In [2]:
import pandas as pd
import numpy as np
import xgboost as xgb

np.random.seed(42)

In [105]:
trn = pd.read_csv('./data/train_ver2.csv')
tst = pd.read_csv('./data/test_ver2.csv')

  exec(code_obj, self.user_global_ns, self.user_ns)
  exec(code_obj, self.user_global_ns, self.user_ns)


In [106]:
# 제품 변수들의 결측값을 0으로 대체한다.
prods = trn.columns[24:].tolist()
trn[prods] = trn[prods].fillna(0.0).astype(np.int8)

# 모든 제품이 0인 행 제거
no_product = trn[prods].sum(axis=1) == 0
trn = trn[-no_product]

# train / test 데이터를 합친다. test 데이터의 제품 부분은 모두 0으로 채운다.
for col in trn.columns[24:]:
    tst[col] = 0
df = pd.concat([trn, tst], axis=0)

# 학습에 사용할 변수를 담는 리스트
features = []

# 번주형 변수들을 label encoding한다.
categorical_cols = ['ind_empleado', 'pais_residencia', 'sexo', 'tiprel_1mes',
                    'indresi', 'indext', 'conyuemp', 'canal_entrada', 'indfall',
                    'tipodom', 'nomprov', 'segmento']
for col in categorical_cols:
    df[col], _ = df[col].factorize(na_sentinel=-99)
features += categorical_cols


# 수치형 변수들의 특이값과 결측값을 -99로 대체하고 int형으로 바꾼다.
df['age'].replace(' NA', -99, inplace=True)
df['age'] = df['age'].astype(np.int8)

df['antiguedad'].replace('     NA', -99, inplace=True)
df['antiguedad'] = df['antiguedad'].astype(np.int8)

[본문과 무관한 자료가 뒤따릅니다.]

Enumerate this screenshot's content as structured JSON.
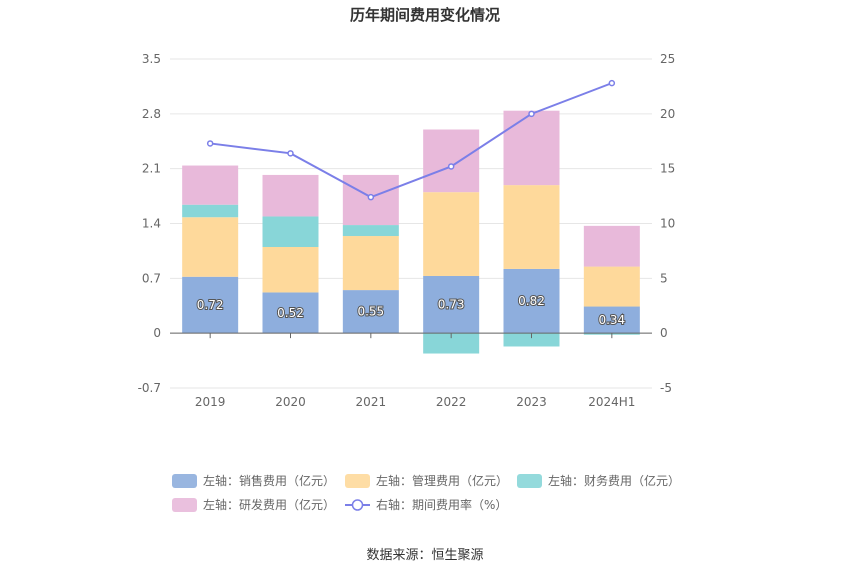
{
  "chart_data": {
    "type": "bar",
    "title": "历年期间费用变化情况",
    "categories": [
      "2019",
      "2020",
      "2021",
      "2022",
      "2023",
      "2024H1"
    ],
    "stacked": true,
    "y_left": {
      "min": -0.7,
      "max": 3.5,
      "ticks": [
        "3.5",
        "2.8",
        "2.1",
        "1.4",
        "0.7",
        "0",
        "-0.7"
      ]
    },
    "y_right": {
      "min": -5,
      "max": 25,
      "ticks": [
        "25",
        "20",
        "15",
        "10",
        "5",
        "0",
        "-5"
      ]
    },
    "series": [
      {
        "name": "左轴：销售费用（亿元）",
        "type": "bar",
        "axis": "left",
        "color": "#8eaedd",
        "values": [
          0.72,
          0.52,
          0.55,
          0.73,
          0.82,
          0.34
        ],
        "labels": [
          "0.72",
          "0.52",
          "0.55",
          "0.73",
          "0.82",
          "0.34"
        ]
      },
      {
        "name": "左轴：管理费用（亿元）",
        "type": "bar",
        "axis": "left",
        "color": "#fed99b",
        "values": [
          0.76,
          0.58,
          0.69,
          1.07,
          1.07,
          0.51
        ]
      },
      {
        "name": "左轴：财务费用（亿元）",
        "type": "bar",
        "axis": "left",
        "color": "#88d6d8",
        "values": [
          0.16,
          0.39,
          0.14,
          -0.26,
          -0.17,
          -0.02
        ]
      },
      {
        "name": "左轴：研发费用（亿元）",
        "type": "bar",
        "axis": "left",
        "color": "#e8b9da",
        "values": [
          0.5,
          0.53,
          0.64,
          0.8,
          0.95,
          0.52
        ]
      },
      {
        "name": "右轴：期间费用率（%）",
        "type": "line",
        "axis": "right",
        "color": "#7b7fe8",
        "values": [
          17.3,
          16.4,
          12.4,
          15.2,
          20.0,
          22.8
        ]
      }
    ],
    "legend_position": "bottom",
    "grid": true
  },
  "source": "数据来源：恒生聚源"
}
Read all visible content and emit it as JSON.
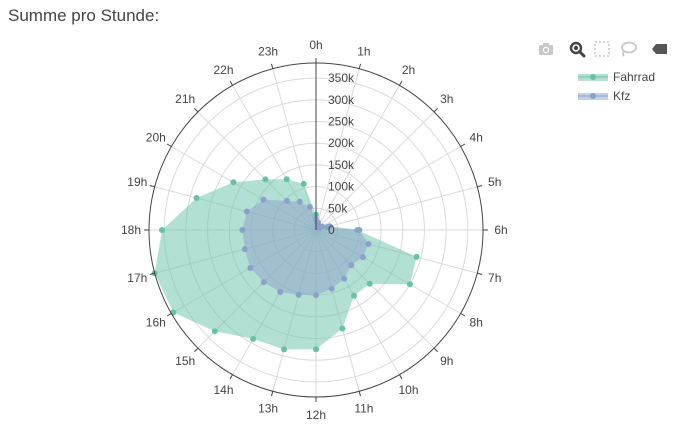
{
  "title": "Summe pro Stunde:",
  "modebar": {
    "icons": [
      "camera-icon",
      "zoom-icon",
      "box-select-icon",
      "lasso-icon",
      "hover-toggle-icon"
    ],
    "active_color": "#444444",
    "inactive_color": "#c8c8c8"
  },
  "chart_data": {
    "type": "polar-area",
    "title": "Summe pro Stunde:",
    "theta_categories": [
      "0h",
      "1h",
      "2h",
      "3h",
      "4h",
      "5h",
      "6h",
      "7h",
      "8h",
      "9h",
      "10h",
      "11h",
      "12h",
      "13h",
      "14h",
      "15h",
      "16h",
      "17h",
      "18h",
      "19h",
      "20h",
      "21h",
      "22h",
      "23h"
    ],
    "direction": "clockwise",
    "rotation": "0h at top",
    "radial_ticks": [
      "0",
      "50k",
      "100k",
      "150k",
      "200k",
      "250k",
      "300k",
      "350k"
    ],
    "radial_range": [
      0,
      385000
    ],
    "grid": true,
    "legend_position": "top-right",
    "series": [
      {
        "name": "Fahrrad",
        "color": "#66c2a5",
        "fill_opacity": 0.5,
        "values": [
          35000,
          18000,
          10000,
          8000,
          9000,
          27000,
          95000,
          240000,
          250000,
          175000,
          175000,
          235000,
          275000,
          285000,
          290000,
          330000,
          380000,
          385000,
          355000,
          285000,
          220000,
          165000,
          135000,
          110000
        ]
      },
      {
        "name": "Kfz",
        "color": "#8da0cb",
        "fill_opacity": 0.5,
        "values": [
          25000,
          15000,
          10000,
          10000,
          16000,
          33000,
          100000,
          125000,
          125000,
          115000,
          130000,
          140000,
          150000,
          155000,
          165000,
          170000,
          175000,
          170000,
          170000,
          165000,
          140000,
          95000,
          75000,
          55000
        ]
      }
    ]
  }
}
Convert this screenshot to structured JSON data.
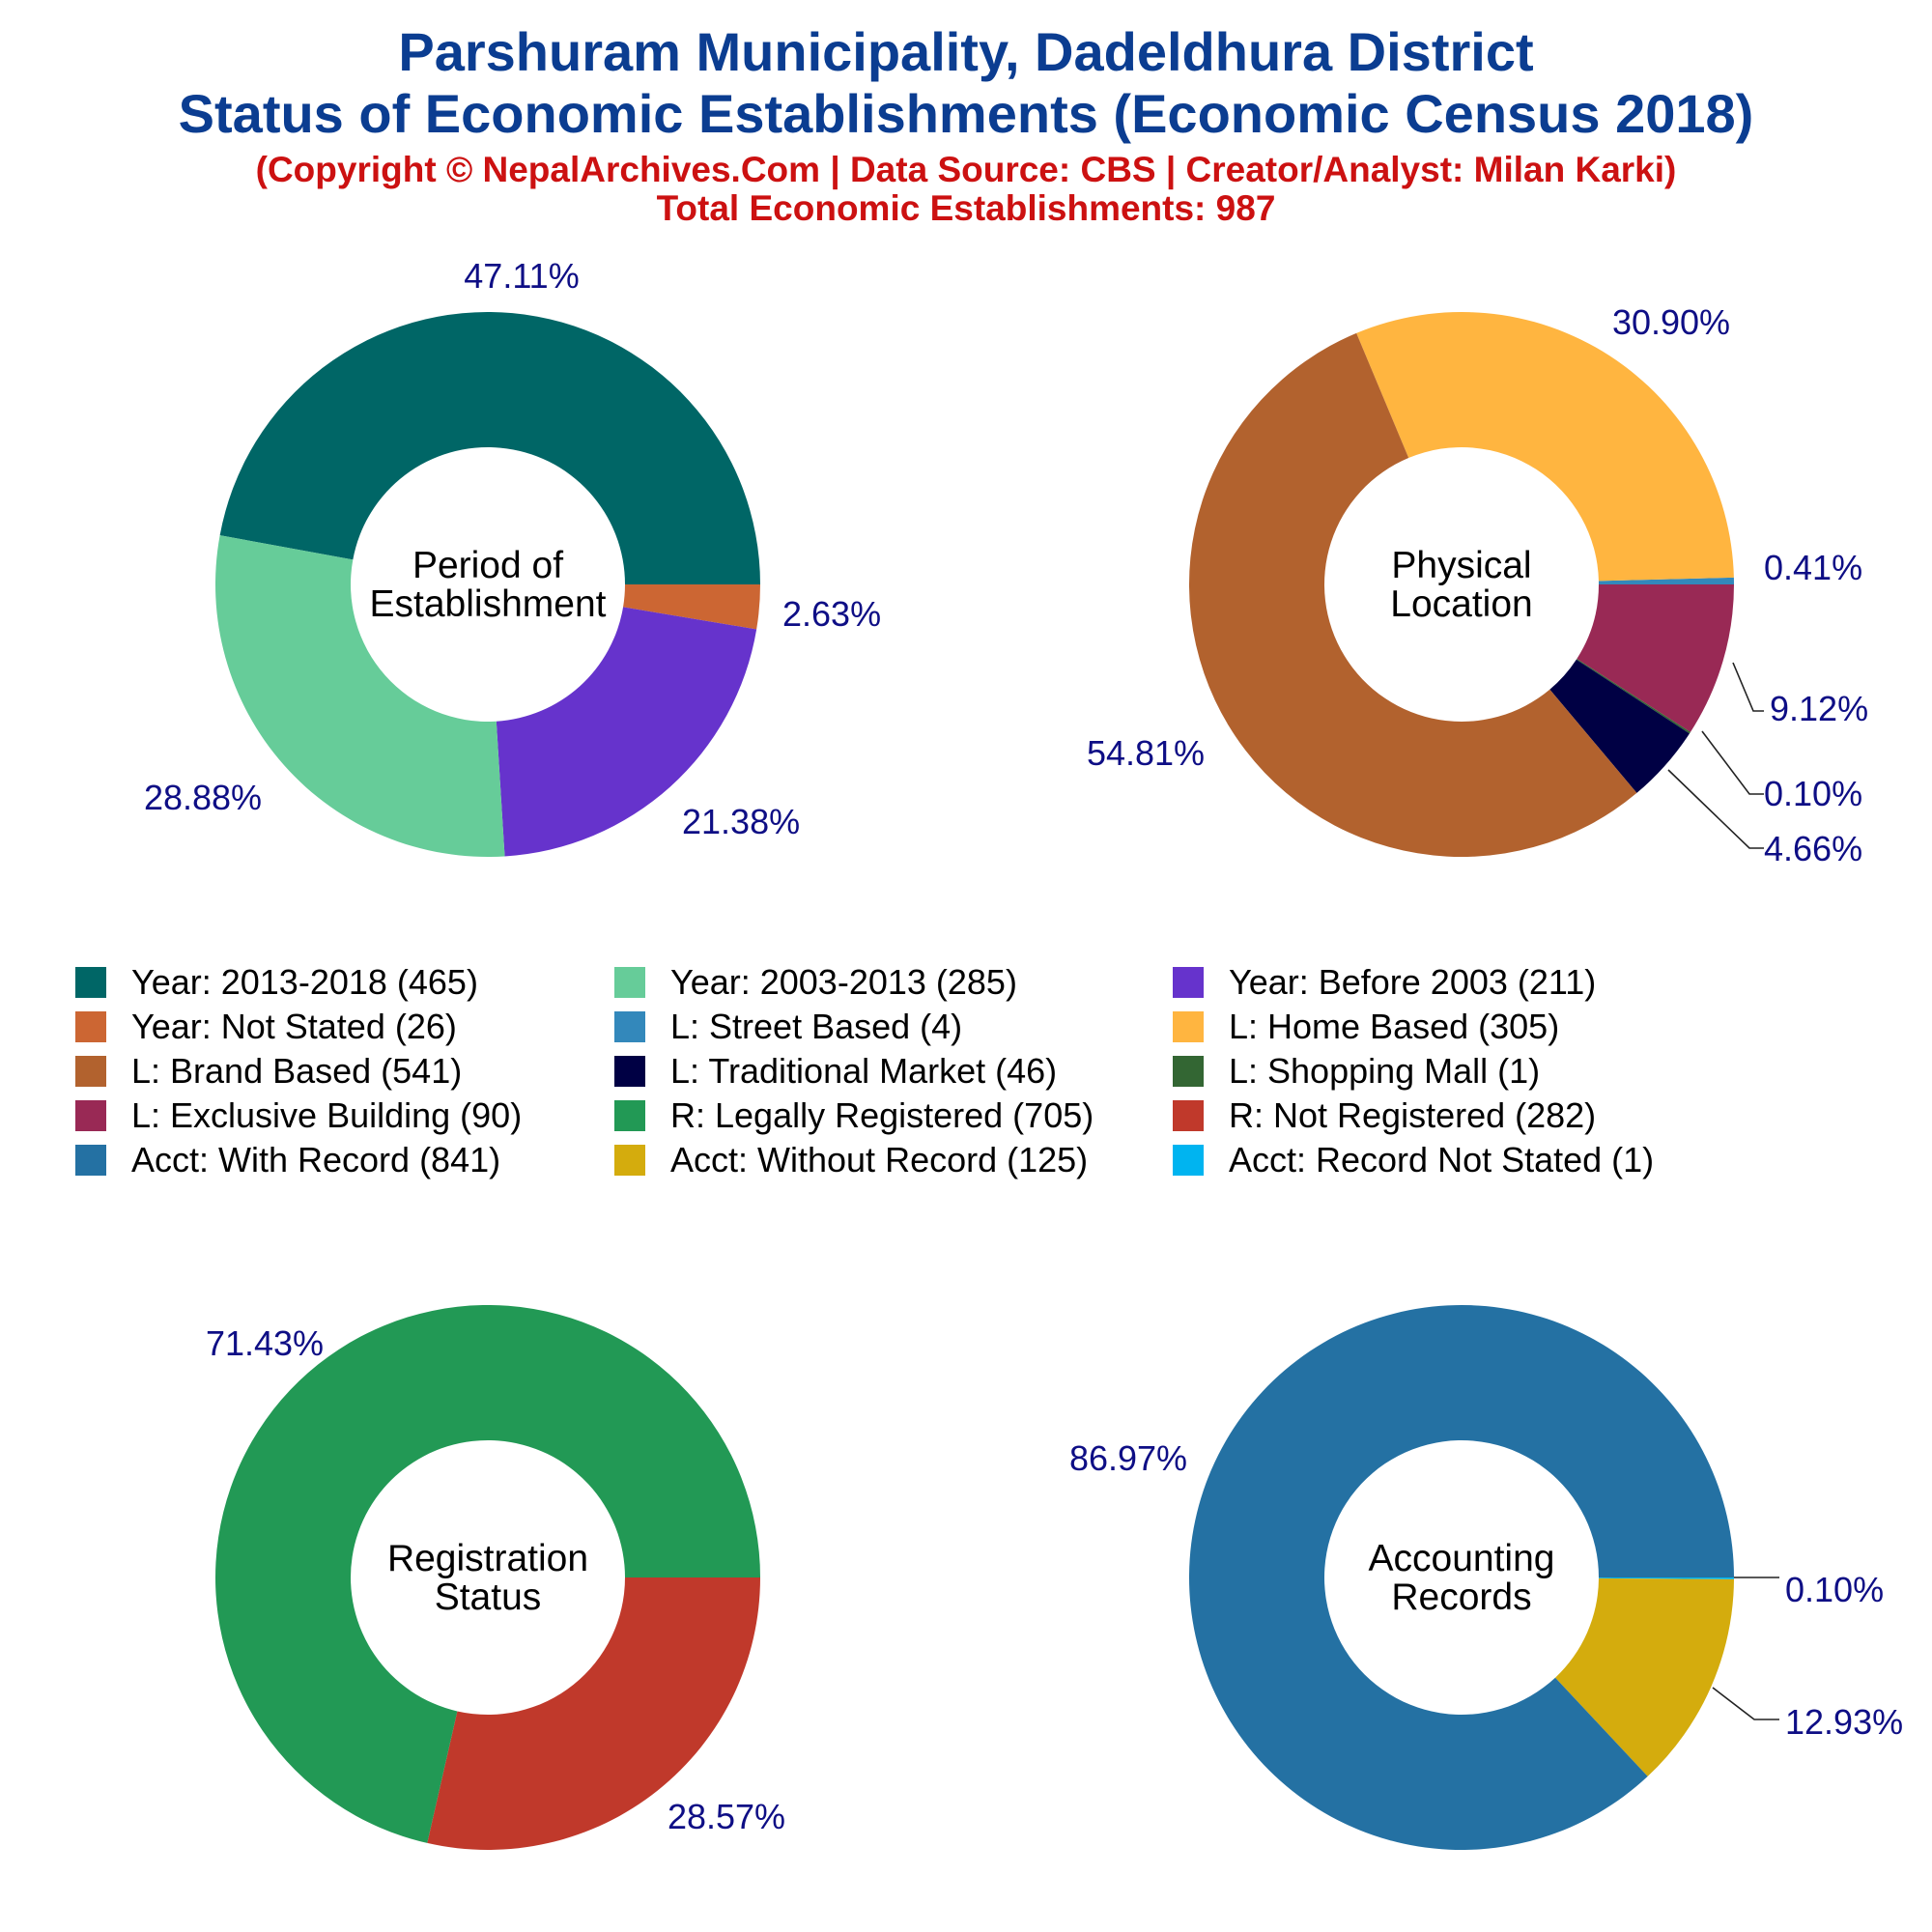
{
  "header": {
    "title_line_1": "Parshuram Municipality, Dadeldhura District",
    "title_line_2": "Status of Economic Establishments (Economic Census 2018)",
    "copyright": "(Copyright © NepalArchives.Com | Data Source: CBS | Creator/Analyst: Milan Karki)",
    "total": "Total Economic Establishments: 987"
  },
  "legend": [
    {
      "label": "Year: 2013-2018 (465)",
      "color": "#006666"
    },
    {
      "label": "Year: 2003-2013 (285)",
      "color": "#66cc99"
    },
    {
      "label": "Year: Before 2003 (211)",
      "color": "#6633cc"
    },
    {
      "label": "Year: Not Stated (26)",
      "color": "#cc6633"
    },
    {
      "label": "L: Street Based (4)",
      "color": "#3388bb"
    },
    {
      "label": "L: Home Based (305)",
      "color": "#ffb540"
    },
    {
      "label": "L: Brand Based (541)",
      "color": "#b2622e"
    },
    {
      "label": "L: Traditional Market (46)",
      "color": "#000044"
    },
    {
      "label": "L: Shopping Mall (1)",
      "color": "#336633"
    },
    {
      "label": "L: Exclusive Building (90)",
      "color": "#992955"
    },
    {
      "label": "R: Legally Registered (705)",
      "color": "#229955"
    },
    {
      "label": "R: Not Registered (282)",
      "color": "#c0392b"
    },
    {
      "label": "Acct: With Record (841)",
      "color": "#2471a3"
    },
    {
      "label": "Acct: Without Record (125)",
      "color": "#d4ac0d"
    },
    {
      "label": "Acct: Record Not Stated (1)",
      "color": "#00b4f0"
    }
  ],
  "chart_data": [
    {
      "type": "pie",
      "center_label": [
        "Period of",
        "Establishment"
      ],
      "slices": [
        {
          "name": "Year: 2013-2018",
          "value": 465,
          "color": "#006666",
          "label": "47.11%"
        },
        {
          "name": "Year: Not Stated",
          "value": 26,
          "color": "#cc6633",
          "label": "2.63%"
        },
        {
          "name": "Year: Before 2003",
          "value": 211,
          "color": "#6633cc",
          "label": "21.38%"
        },
        {
          "name": "Year: 2003-2013",
          "value": 285,
          "color": "#66cc99",
          "label": "28.88%"
        }
      ]
    },
    {
      "type": "pie",
      "center_label": [
        "Physical",
        "Location"
      ],
      "slices": [
        {
          "name": "L: Home Based",
          "value": 305,
          "color": "#ffb540",
          "label": "30.90%"
        },
        {
          "name": "L: Street Based",
          "value": 4,
          "color": "#3388bb",
          "label": "0.41%"
        },
        {
          "name": "L: Exclusive Building",
          "value": 90,
          "color": "#992955",
          "label": "9.12%"
        },
        {
          "name": "L: Shopping Mall",
          "value": 1,
          "color": "#336633",
          "label": "0.10%"
        },
        {
          "name": "L: Traditional Market",
          "value": 46,
          "color": "#000044",
          "label": "4.66%"
        },
        {
          "name": "L: Brand Based",
          "value": 541,
          "color": "#b2622e",
          "label": "54.81%"
        }
      ]
    },
    {
      "type": "pie",
      "center_label": [
        "Registration",
        "Status"
      ],
      "slices": [
        {
          "name": "R: Not Registered",
          "value": 282,
          "color": "#c0392b",
          "label": "28.57%"
        },
        {
          "name": "R: Legally Registered",
          "value": 705,
          "color": "#229955",
          "label": "71.43%"
        }
      ]
    },
    {
      "type": "pie",
      "center_label": [
        "Accounting",
        "Records"
      ],
      "slices": [
        {
          "name": "Acct: Record Not Stated",
          "value": 1,
          "color": "#00b4f0",
          "label": "0.10%"
        },
        {
          "name": "Acct: Without Record",
          "value": 125,
          "color": "#d4ac0d",
          "label": "12.93%"
        },
        {
          "name": "Acct: With Record",
          "value": 841,
          "color": "#2471a3",
          "label": "86.97%"
        }
      ]
    }
  ]
}
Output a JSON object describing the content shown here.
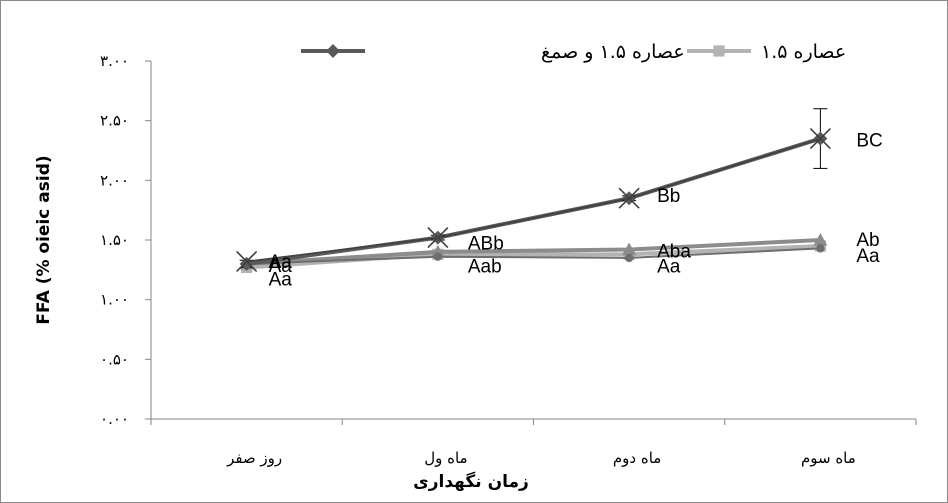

df['renta'].replace('         NA', -99, inplace=True)
df['renta'].fillna(-99, inplace=True)
df['renta'] = df['renta'].astype(float).astype(np.int8)

df['indrel_1mes'].replace('P', 5, inplace=True)
df['indrel_1mes'].fillna(-99, inplace=True)
df['indrel_1mes'] = df['indrel_1mes'].astype(float).astype(np.int8)

# 학습에 사용할 수치형 변수를 추가한다.
features += ['age', 'antiguedad', 'renta', 'ind_nuevo', 'indrel',
             'indrel_1mes', 'ind_actividad_cliente']

## 피쳐 엔지니어링

In [107]:
# 두 날짜 변수에서 연도와 월 정보를 추출한다.
df['fecha_alta_month'] = df['fecha_alta'].map(lambda x: 0.0 if x.__class__ is float
                                              else float(x.split('-')[1])).astype(np.int8)
df['fecha_alta_year'] = df['fecha_alta'].map(lambda x: 0.0 if x.__class__ is float
                                              else float(x.split('-')[0])).astype(np.int16)
features += ['fecha_alta_month', 'fecha_alta_year']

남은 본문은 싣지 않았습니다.